Many of the documents you need may be held in a safe deposit box. If you can open this safe deposit box before your spouse's death, take out all the contents. Some states seal the boxes after a death, even if the box is registered in both your names. If your spouse has already died and the box is sealed, consult your attorney about getting court permission to access the box.

Get Your Finances in Order
If you receive a life insurance benefit, save that money. Put it in an interest-bearing account such as a savings account or money market fund. Check on your health insurance if you were covered under a joint plan. Call your insurer or your spouse's company if you were covered under your spouse's work insurance plan to see whether you are still covered and for how long. If you're not still covered, find a new health plan as soon as possible.
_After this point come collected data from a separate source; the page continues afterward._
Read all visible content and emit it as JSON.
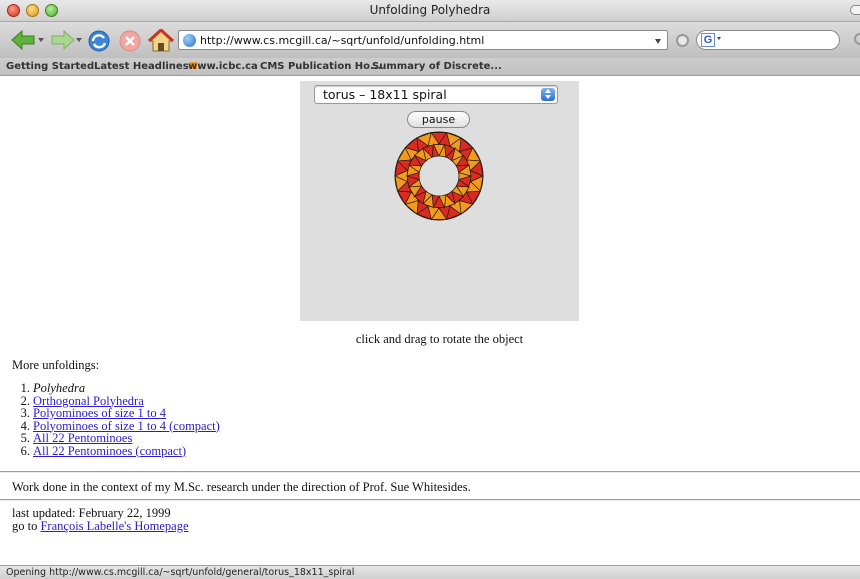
{
  "window": {
    "title": "Unfolding Polyhedra"
  },
  "toolbar": {
    "url": "http://www.cs.mcgill.ca/~sqrt/unfold/unfolding.html",
    "search_engine_letter": "G"
  },
  "bookmarks": [
    {
      "label": "Getting Started"
    },
    {
      "label": "Latest Headlines"
    },
    {
      "label": "www.icbc.ca"
    },
    {
      "label": "CMS Publication Ho..."
    },
    {
      "label": "Summary of Discrete..."
    }
  ],
  "applet": {
    "selected_option": "torus – 18x11 spiral",
    "pause_label": "pause",
    "torus_colors": {
      "fill_a": "#f39a1d",
      "fill_b": "#d92b22",
      "edge": "#2a1a10"
    }
  },
  "caption": "click and drag to rotate the object",
  "more_heading": "More unfoldings:",
  "unfoldings": [
    {
      "num": "1.",
      "label": "Polyhedra"
    },
    {
      "num": "2.",
      "label": "Orthogonal Polyhedra"
    },
    {
      "num": "3.",
      "label": "Polyominoes of size 1 to 4"
    },
    {
      "num": "4.",
      "label": "Polyominoes of size 1 to 4 (compact)"
    },
    {
      "num": "5.",
      "label": "All 22 Pentominoes"
    },
    {
      "num": "6.",
      "label": "All 22 Pentominoes (compact)"
    }
  ],
  "work_note": "Work done in the context of my M.Sc. research under the direction of Prof. Sue Whitesides.",
  "last_updated": "last updated: February 22, 1999",
  "goto_prefix": "go to ",
  "homepage_link": "François Labelle's Homepage",
  "status": "Opening http://www.cs.mcgill.ca/~sqrt/unfold/general/torus_18x11_spiral"
}
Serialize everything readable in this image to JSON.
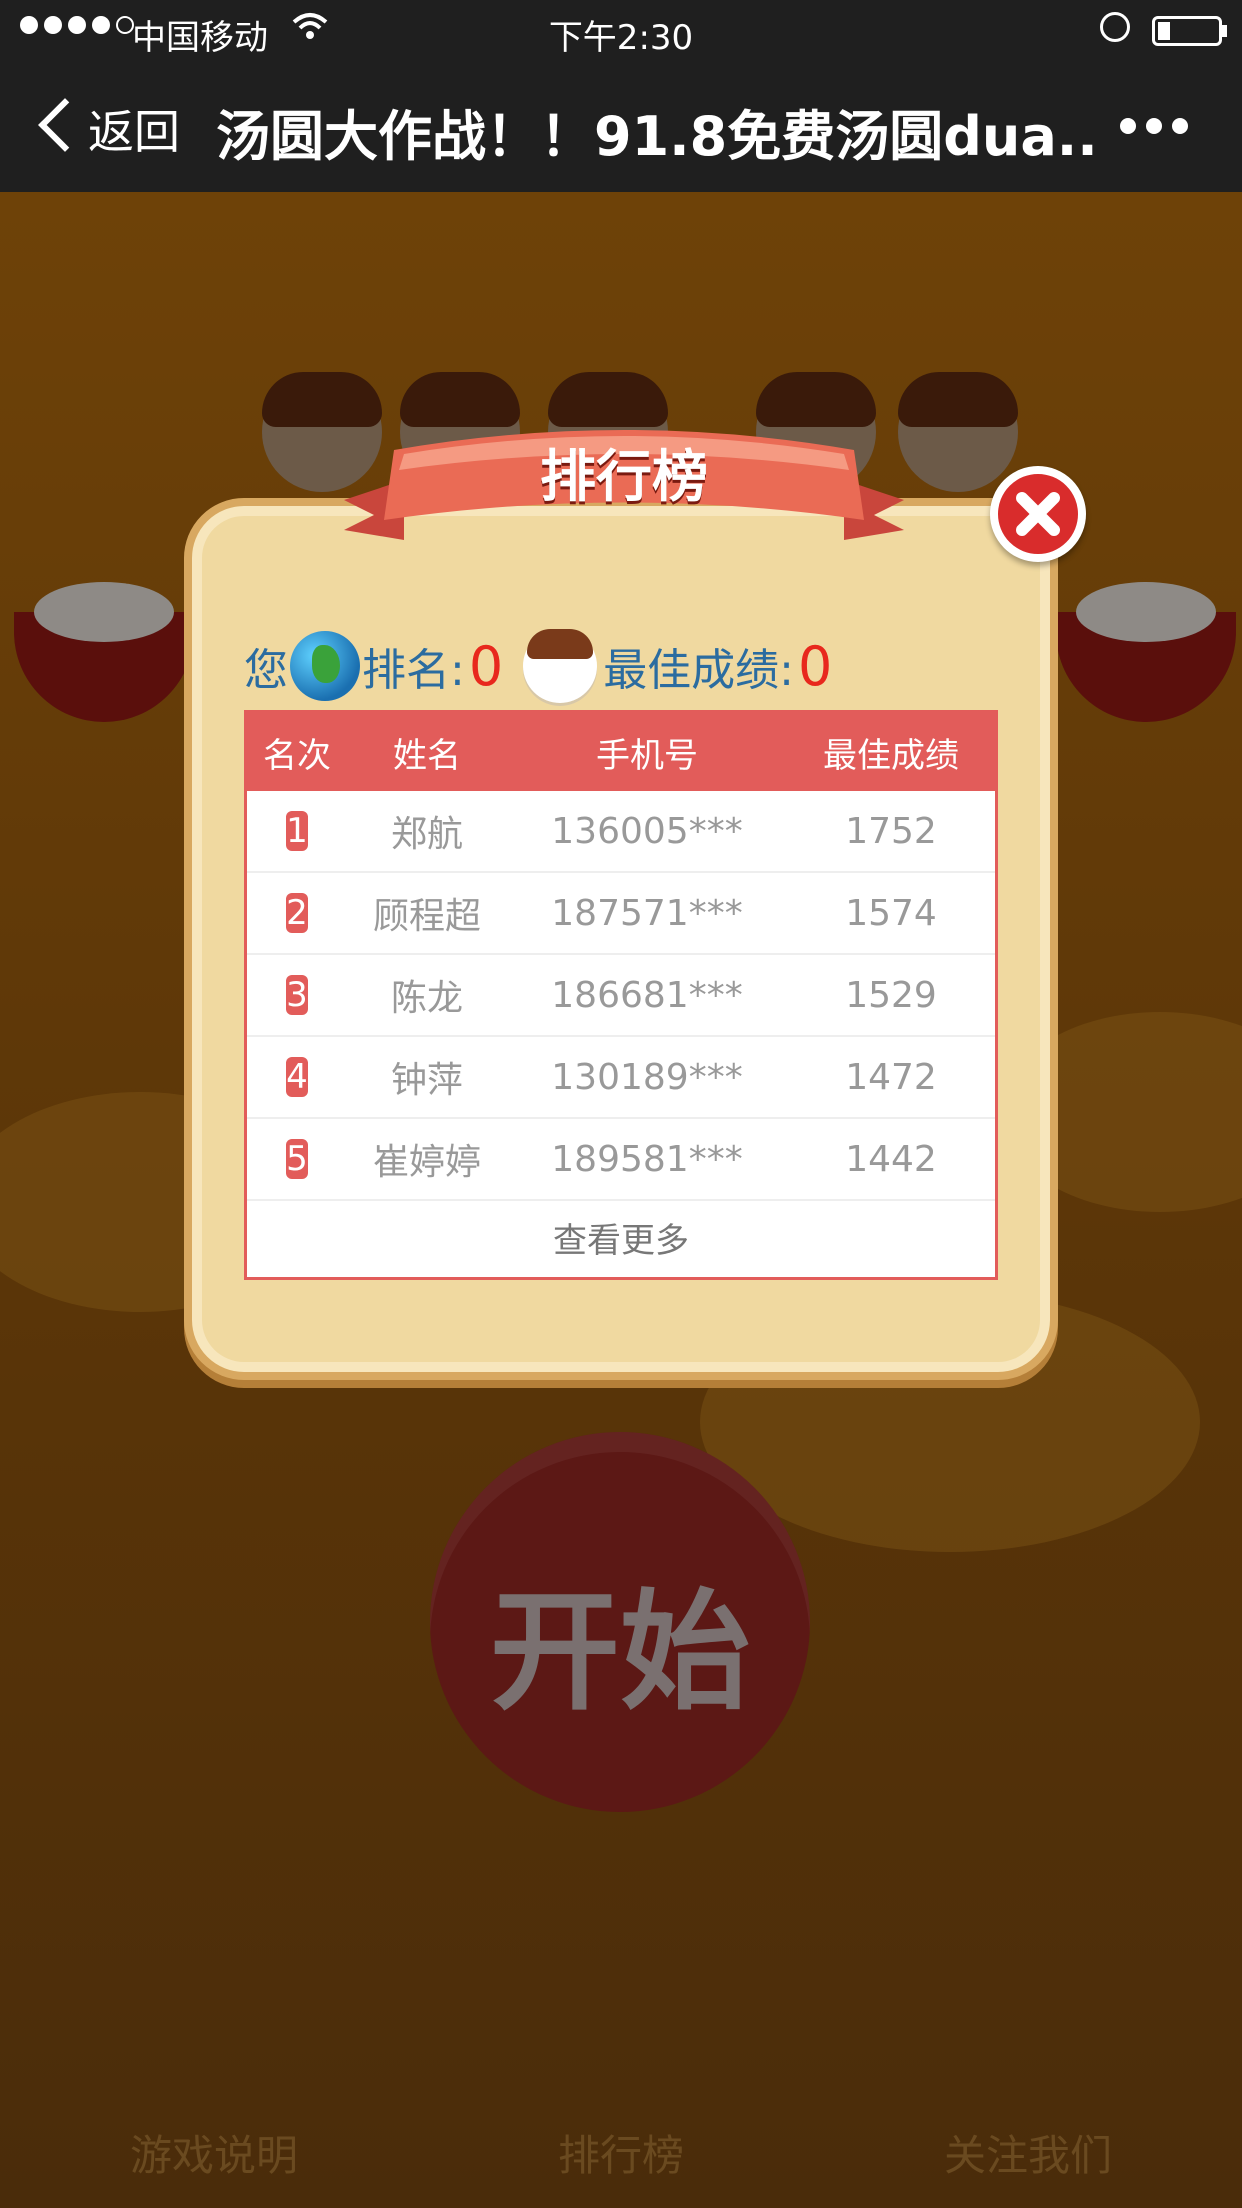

Use the paperwork you gathered to claim the following:

  • Life Insurance Benefits – Most likely, the company will pay the proceeds directly to the named beneficiary in either a lump sum, fixed payments or as interest payments on a larger amount. It may take several weeks for you to receive payments. If your spouse is named as your beneficiary on your life insurance policy or retirement plans, you should take this time to name another beneficiary.
  • Social Security – Surviving spouses or widowers are eligible for a $255 death payment designed to help pay for funeral costs. You may also be eligible for survivor's benefits, depending on your age and if you have any dependent children.
  • Employee Benefits – Your spouse may have had life insurance, a 401(k) plan, vacation or sick pay and other benefits to which you're entitled. Contact the human resources director at your spouse's workplace for a list of benefits. If your spouse was employed by a large company, you will still be eligible for health insurance under COBRA legislation for 18 months after your spouse's death.
  • Veterans' Benefits – If your spouse served in the military, contact the U.S. Department of Veterans Affairs. You may be eligible for burial expenses, money toward a plot or headstone, or disability benefits if your spouse already was receiving such payments. Veterans are also eligible for free burial in a national cemetery.
  • Miscellaneous Benefits – If your spouse belonged to a credit union, a labor union, the American Legion, a college alumni group, or other organizations, you may be eligible for insurance coverage or assistance programs.

Taxes
Taxes can be especially complex and difficult after an event like the death of a spouse, and it's wise to consult a professional tax adviser for assistance. However, there are a few basic things you should know before you get started.

Within nine months, you are required to file an estate tax return if the assets of the estate exceed the threshold for taxability. Your spouse's estate will not be subject to estate taxes if its net worth is less than the current exclusion amount for the year of death. Taxes, which can be as high as 50 percent, must be paid on any amount above the threshold amount. You also are required to file annual income tax returns reporting any income earned by the estate.

The Unlimited Marital Deduction allows you to avoid estate tax completely if your spouse has left everything to you in his or her will and you are a U.S. citizen.

You must file a final federal and state income tax return for your spouse on income earned that year up to the date of death. As with your return, these are due by April 15th. You can file a joint return as long as you do not remarry prior to the end of the year he or she died. If you have a child still at home, you can use the joint tax rates to figure your income taxes for two additional years.

Reassessing Your Finances
Review your will and make adjustments to reflect your new situation. You'll probably need to change who will inherit your assets and you may need to decide on a new executor. Change accounts and jointly held property to be in your name, including credit cards, deeds, etc.